I do have my list broken down into A & B….but the problem is I am getting married July 20th in mexico and I will be gone for 3 weeks. My reception is August 20th…..so with me being gone it might be tricky for me to deal with the RSVP cards until I get back the last week in July.
Post # 3
The proper thing to do is to plan for 100% attendance. That means if the venue only fits 160, you invite only 160. However, some even allow some buffer incase someone gets a boyfriend/girlfriend between now and then (you keep social units together).
To be on the safe side, it’s best to not guess at how many no shows there will be. I have seen weddings where there was 100% attendance!
Also, it’s not good etiquette to have an A list and a B list. It shows that they weren’t important enough to make the first list (although it makes sense to fill you venue, it’s considered impolite).

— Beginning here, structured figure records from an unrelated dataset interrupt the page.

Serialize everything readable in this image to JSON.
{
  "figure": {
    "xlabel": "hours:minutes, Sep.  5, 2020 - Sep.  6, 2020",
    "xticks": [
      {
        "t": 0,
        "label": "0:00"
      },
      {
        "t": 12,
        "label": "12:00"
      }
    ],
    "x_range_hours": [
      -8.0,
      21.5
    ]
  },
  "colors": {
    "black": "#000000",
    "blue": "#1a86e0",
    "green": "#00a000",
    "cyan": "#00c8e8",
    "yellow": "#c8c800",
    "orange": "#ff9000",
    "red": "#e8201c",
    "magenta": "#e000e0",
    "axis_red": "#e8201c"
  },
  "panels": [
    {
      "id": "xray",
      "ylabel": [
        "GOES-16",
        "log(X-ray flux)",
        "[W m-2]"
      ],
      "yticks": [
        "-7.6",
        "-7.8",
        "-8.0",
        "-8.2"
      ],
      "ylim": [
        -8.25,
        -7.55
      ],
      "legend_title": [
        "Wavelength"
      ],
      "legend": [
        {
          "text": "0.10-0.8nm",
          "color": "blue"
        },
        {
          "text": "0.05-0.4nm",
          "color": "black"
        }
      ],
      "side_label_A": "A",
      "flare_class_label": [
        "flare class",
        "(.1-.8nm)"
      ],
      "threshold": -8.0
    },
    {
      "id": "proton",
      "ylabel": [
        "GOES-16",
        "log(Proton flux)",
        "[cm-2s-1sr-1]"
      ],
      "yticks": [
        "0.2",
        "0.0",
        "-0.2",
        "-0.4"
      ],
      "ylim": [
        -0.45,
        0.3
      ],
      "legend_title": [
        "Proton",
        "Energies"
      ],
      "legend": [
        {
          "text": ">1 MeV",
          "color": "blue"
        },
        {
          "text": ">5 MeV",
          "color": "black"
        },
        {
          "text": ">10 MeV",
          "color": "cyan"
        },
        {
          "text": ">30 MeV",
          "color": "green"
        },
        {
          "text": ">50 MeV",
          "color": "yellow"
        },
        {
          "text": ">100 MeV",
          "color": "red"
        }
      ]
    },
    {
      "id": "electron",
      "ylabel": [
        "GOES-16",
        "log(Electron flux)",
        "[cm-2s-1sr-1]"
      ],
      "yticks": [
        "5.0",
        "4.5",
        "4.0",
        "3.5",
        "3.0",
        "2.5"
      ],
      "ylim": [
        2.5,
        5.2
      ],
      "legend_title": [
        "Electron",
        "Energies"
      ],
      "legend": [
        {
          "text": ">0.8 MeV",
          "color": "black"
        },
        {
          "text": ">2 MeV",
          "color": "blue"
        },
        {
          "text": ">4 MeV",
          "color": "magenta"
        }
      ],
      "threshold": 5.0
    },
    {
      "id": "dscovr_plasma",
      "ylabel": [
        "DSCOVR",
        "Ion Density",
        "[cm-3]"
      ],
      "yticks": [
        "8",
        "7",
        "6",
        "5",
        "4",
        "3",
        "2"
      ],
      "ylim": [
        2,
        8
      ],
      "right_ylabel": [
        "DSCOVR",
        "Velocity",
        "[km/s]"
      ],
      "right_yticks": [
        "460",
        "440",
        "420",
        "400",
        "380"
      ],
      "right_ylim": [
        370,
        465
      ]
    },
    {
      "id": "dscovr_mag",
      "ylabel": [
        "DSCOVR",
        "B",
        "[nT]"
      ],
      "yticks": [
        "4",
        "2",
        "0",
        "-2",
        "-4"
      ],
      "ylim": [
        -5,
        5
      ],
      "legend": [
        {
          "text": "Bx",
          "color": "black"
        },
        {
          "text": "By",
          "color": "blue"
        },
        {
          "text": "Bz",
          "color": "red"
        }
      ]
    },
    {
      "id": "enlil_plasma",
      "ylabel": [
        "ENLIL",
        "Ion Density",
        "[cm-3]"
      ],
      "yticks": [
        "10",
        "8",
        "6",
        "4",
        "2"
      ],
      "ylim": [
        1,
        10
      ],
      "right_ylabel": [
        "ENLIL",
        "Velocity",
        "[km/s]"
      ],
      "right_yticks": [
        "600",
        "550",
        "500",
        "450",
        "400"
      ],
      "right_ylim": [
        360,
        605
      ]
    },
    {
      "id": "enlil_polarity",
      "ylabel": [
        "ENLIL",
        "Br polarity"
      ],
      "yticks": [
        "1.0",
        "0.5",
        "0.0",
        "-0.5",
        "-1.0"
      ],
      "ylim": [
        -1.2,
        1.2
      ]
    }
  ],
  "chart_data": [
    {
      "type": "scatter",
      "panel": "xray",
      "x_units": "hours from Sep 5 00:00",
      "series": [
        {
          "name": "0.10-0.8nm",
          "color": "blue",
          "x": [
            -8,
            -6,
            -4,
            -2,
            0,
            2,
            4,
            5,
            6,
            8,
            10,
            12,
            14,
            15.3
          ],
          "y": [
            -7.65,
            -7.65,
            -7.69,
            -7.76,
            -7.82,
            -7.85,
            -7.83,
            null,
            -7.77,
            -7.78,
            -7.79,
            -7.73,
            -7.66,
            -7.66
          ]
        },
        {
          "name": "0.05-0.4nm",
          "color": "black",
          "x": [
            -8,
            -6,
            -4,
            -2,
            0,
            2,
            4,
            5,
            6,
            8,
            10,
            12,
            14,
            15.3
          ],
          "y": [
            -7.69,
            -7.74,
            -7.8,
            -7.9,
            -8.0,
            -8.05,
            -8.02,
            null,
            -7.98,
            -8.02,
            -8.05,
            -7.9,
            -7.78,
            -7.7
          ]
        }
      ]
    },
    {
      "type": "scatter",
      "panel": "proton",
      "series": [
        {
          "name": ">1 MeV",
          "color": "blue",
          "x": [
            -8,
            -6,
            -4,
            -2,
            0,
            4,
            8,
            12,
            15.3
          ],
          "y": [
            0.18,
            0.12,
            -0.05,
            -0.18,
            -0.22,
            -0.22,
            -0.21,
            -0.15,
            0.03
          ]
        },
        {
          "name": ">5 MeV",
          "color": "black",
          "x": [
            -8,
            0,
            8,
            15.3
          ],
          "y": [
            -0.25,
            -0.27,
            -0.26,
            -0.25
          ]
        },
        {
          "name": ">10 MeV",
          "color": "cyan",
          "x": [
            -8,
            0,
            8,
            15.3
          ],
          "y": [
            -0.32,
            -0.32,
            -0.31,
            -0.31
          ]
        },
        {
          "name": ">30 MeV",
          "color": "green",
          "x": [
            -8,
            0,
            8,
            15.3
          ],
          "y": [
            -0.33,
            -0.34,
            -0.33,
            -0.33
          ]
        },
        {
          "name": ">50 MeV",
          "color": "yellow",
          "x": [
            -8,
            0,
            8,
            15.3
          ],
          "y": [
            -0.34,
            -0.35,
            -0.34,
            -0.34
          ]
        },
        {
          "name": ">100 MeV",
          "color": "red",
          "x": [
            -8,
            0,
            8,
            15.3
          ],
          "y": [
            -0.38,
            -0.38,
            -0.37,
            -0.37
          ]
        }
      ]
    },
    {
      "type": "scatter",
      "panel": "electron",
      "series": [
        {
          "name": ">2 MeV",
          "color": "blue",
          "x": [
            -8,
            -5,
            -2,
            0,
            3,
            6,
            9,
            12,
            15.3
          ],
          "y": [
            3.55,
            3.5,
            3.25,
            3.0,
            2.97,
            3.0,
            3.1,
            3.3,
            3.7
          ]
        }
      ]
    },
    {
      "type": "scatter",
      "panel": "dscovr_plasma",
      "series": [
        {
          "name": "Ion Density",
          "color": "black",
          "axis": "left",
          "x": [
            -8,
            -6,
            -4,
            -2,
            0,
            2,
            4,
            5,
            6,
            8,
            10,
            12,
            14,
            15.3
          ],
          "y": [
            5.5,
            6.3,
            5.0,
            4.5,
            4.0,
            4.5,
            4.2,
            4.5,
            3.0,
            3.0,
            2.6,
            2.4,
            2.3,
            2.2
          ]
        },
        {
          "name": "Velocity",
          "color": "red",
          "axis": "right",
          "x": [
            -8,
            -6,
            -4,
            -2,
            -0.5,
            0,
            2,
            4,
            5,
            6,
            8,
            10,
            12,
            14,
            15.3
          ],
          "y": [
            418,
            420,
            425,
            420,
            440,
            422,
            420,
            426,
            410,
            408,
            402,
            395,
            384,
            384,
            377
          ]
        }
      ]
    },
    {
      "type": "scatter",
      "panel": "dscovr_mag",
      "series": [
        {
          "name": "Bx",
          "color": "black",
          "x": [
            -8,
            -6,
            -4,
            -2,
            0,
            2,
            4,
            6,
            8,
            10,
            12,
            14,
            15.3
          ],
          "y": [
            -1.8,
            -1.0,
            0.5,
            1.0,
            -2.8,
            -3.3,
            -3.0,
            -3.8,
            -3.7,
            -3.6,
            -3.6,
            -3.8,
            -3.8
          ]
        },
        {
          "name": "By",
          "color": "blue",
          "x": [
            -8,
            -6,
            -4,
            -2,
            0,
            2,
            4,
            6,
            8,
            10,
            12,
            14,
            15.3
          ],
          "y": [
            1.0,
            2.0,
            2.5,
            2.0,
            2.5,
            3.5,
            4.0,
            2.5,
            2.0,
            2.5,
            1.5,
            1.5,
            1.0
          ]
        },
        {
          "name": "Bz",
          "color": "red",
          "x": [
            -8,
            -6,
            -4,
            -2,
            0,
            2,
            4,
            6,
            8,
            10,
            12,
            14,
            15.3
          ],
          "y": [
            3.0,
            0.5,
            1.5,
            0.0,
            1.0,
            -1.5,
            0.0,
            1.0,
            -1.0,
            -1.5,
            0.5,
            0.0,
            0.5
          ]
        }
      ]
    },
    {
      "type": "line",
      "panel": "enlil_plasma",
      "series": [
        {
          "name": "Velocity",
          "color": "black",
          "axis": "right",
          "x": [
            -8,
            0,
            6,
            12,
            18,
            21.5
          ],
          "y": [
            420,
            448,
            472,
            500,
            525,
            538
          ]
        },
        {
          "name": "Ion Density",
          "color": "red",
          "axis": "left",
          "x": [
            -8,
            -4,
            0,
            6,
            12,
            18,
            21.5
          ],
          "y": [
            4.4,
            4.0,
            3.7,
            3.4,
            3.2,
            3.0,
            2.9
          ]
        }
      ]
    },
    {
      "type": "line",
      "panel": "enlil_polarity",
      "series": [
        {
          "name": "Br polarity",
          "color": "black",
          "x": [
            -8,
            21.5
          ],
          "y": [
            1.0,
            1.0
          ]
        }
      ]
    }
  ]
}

So you could find a bigger venue.
You could just invite the core people (and if they don’t know American wedding etiquette and bring their 5 nephews anyway then you have room to wiggle).
Post # 4
@sienna76: Well, I certainly haven’t told people if they are on the “b” list …I’d like to invite everyone I know and love, but I have to be realistic. I don’t see how that’s bad ettiquite, but thanks anyway.
Post # 5
I’ve never heard of it being okay or recommended to invite more than what the venue can hold. I’d say you should be even more careful if there are people in the group that are prone to bringing extra guests that you may not be expecting. You could easily end up with too many people and not enough space, or violate a fire code. Sometimes venues overestimate how many people they can hold… we had that problem with the first place we booked. They told us a capacity number and we physically walked through and took measurements several times, but ultimately the numbers just didn’t add up. So double check that you actually can fit that many people!!! And there are threads on here about high yes RSVP rates. One recently said she got a 97% yes rate.
I agree with the A list/B list warning. People talk… if any of your guests know each other, they’ll find out from each other or on facebook or somewhere else that they got a second round invite and it could cause some drama. Personally I don’t think it’s worth the stress of having people get up in your face just weeks before the wedding over why they weren’t invited or sent STDs earlier like everyone else, but that’s just me. I want as little drama as possible!
Post # 6
I think I’ll stick to just the max capacity. And when I say b list…I mean old co-workers, Highschool friends, people I almost never see or come into contact with…but who I would love to reach out to if I had room for them. But I don’t want to deal with the hassle of sending out a second round of invites…who has time for that.
Post # 7
Be careful to address it to Mr and Mr john Smith. If you address it to the Smith family, they may bring 10 people. Do have response cards and fill in the name of those specifically invited. Where it says # of guests, then write 2 if it’s two or 4 if it’s 4 along with the specific name(s). If you leave it blank, then people may feel they have the right to invite others.
Post # 8
We invited over our venue capacity, but we knew ahead of time that some of the ones were already not able to come (they’re family and they told us in person) so we accounted for those and our out of towners who can’t travel and told us so, plus my wedding is on a holiday weekend, and many of our friends and family already have plans. Overall though, we’re not much over and I know it will work out because either way we’re not over firecode.
So unless your positive on certain ones not coming, I would go over, it would be very stressful if they all said yes or even most. Good luck.